La grève du syndicat des enseignants guinéens qui pointe à l’horizon semble être imminent. Car après l’échec de la médiation des religieux et malgré son expulsion du mouvement syndical, Aboubacar Soumah continue de durcir le ton face au gouvernement. Il promet de déclencher une grève le 31 janvier dans le but de réclamer une meilleure conditions de vie des enseignants.

Pour comprendre la possibilité de médiation de la société civile guinéenne face à cette situation, notre reporter a rencontré Fatou Baldé, présidente de la Coalition des Femmes Leaders de Guinée. Très connue pour son langage franc, cette activiste de la société civile estime que le gouvernement doit écouter le syndicat.

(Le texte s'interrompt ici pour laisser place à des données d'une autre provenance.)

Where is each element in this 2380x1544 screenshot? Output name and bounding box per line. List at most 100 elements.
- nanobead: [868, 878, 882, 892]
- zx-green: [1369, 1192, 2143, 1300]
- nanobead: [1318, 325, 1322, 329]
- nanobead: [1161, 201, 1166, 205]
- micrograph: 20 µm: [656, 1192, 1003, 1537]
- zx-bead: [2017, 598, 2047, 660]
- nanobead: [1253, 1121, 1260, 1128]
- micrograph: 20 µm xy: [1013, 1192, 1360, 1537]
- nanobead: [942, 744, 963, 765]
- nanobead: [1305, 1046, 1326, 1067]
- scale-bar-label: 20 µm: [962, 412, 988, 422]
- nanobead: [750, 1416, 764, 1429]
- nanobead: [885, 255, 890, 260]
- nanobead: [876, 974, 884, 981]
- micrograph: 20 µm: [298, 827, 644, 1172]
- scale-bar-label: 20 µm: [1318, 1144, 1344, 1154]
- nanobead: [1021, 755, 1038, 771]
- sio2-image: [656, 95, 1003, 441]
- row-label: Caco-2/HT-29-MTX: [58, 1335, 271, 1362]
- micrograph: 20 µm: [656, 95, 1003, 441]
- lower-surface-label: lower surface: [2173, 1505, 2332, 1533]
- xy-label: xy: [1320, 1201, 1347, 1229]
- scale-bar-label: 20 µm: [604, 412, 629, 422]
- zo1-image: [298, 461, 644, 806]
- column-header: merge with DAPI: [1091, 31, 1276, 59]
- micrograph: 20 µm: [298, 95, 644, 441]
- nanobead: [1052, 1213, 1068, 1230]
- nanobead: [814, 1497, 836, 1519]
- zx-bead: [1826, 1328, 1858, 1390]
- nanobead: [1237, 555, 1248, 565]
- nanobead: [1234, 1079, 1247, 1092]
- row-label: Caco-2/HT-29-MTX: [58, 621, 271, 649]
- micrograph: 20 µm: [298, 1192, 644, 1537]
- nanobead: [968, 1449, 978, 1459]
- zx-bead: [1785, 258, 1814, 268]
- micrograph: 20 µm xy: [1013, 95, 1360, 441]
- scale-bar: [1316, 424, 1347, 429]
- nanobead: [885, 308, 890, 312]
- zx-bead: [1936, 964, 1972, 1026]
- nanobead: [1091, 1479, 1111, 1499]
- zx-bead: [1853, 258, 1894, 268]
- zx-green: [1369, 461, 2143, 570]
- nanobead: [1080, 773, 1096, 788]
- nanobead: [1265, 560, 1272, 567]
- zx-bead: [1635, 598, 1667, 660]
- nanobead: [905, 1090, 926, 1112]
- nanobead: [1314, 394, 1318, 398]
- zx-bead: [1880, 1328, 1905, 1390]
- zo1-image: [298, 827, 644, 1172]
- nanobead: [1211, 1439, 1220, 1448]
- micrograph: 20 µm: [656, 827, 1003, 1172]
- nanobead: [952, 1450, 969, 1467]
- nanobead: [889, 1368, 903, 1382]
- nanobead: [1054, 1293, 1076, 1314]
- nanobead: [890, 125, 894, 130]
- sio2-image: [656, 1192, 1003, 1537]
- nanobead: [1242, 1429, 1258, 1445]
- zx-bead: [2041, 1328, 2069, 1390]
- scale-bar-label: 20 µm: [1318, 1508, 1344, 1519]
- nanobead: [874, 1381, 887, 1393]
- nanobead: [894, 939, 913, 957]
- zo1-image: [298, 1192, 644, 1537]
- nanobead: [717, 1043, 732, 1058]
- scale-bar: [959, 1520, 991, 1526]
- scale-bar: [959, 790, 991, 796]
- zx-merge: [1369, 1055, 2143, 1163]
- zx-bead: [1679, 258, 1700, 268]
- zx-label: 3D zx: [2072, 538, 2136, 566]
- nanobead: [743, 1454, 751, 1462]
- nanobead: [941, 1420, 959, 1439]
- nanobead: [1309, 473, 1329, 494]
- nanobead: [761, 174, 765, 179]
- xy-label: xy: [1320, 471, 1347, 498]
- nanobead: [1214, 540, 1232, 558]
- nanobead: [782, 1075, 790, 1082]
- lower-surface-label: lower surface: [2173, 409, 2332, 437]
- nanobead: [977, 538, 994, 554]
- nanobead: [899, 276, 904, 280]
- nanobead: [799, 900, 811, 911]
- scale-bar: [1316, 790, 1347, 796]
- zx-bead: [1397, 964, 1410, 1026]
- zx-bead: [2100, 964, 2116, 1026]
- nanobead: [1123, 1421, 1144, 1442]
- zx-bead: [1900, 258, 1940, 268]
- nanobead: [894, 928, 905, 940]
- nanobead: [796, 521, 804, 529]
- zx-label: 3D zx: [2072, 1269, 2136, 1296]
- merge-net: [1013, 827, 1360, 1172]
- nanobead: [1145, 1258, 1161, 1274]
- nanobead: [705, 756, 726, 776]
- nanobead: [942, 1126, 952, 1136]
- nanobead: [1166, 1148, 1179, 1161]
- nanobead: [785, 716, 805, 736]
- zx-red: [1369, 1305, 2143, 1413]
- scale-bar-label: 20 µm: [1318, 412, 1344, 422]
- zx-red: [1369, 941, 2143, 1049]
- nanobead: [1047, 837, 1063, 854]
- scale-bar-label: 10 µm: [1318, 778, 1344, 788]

 » Vous savez l’incapacité du gouvernement à prioriser les problèmes au niveau national, entraine l’exacerbation des communautés de la société. L’exemple le plus frappant pendant que le ministre des finances nous dit que produire l’électricité coûte cher et que les délestages vont continuer et aujourd’hui, tous les jours, nous avons les soubresauts dans les quartiers pour manque de courant au même moment, ce gouvernement décaisse des milliards pour aller organiser les fêtes d’indépendance en différé à 700 Km de Conakry. Et les ministres pour s’y rendent, prennent d’abord l’avion pour aller faire mille kilomètres jusqu’au Mali et reprennent leur véhicule. Mais vous imaginez le coût. Parce que chaque personne qui a pris l’avion pour aller à Bamako son véhicule l’entendait déjà à l’aéroport pour l’amener à Kankan. Lorsque le gouvernement n’a pas la mesure de la priorité par rapport aux préoccupations de la population, c’est toujours des crises à répétition. Il n’y a pas de courant mais on va faire des fêtes à pompe où on va gaspiller des milliards pour quoi faire ? Avec quelle retombée ? Avec quoi ? C’est ce qui exacerbe les gens et au même  moment, le président ose dire qu’il ne peut pas augmenter les salaires pendant ce temps lui (président Alpha Condé, ndlr) son salaire n’a pas varié au contraire. Ces fonds de souveraineté augmentent à chaque loi de finances et ils les utilisent. Et quel impact sur le citoyen lambda ? Je trouve que les syndicats, on doit les écouter ».

En novembre déjà, le syndicat Libre des Enseignants et Chercheurs de Guinée avait déclenché une grève qui a fait deux morts et plusieurs blessés.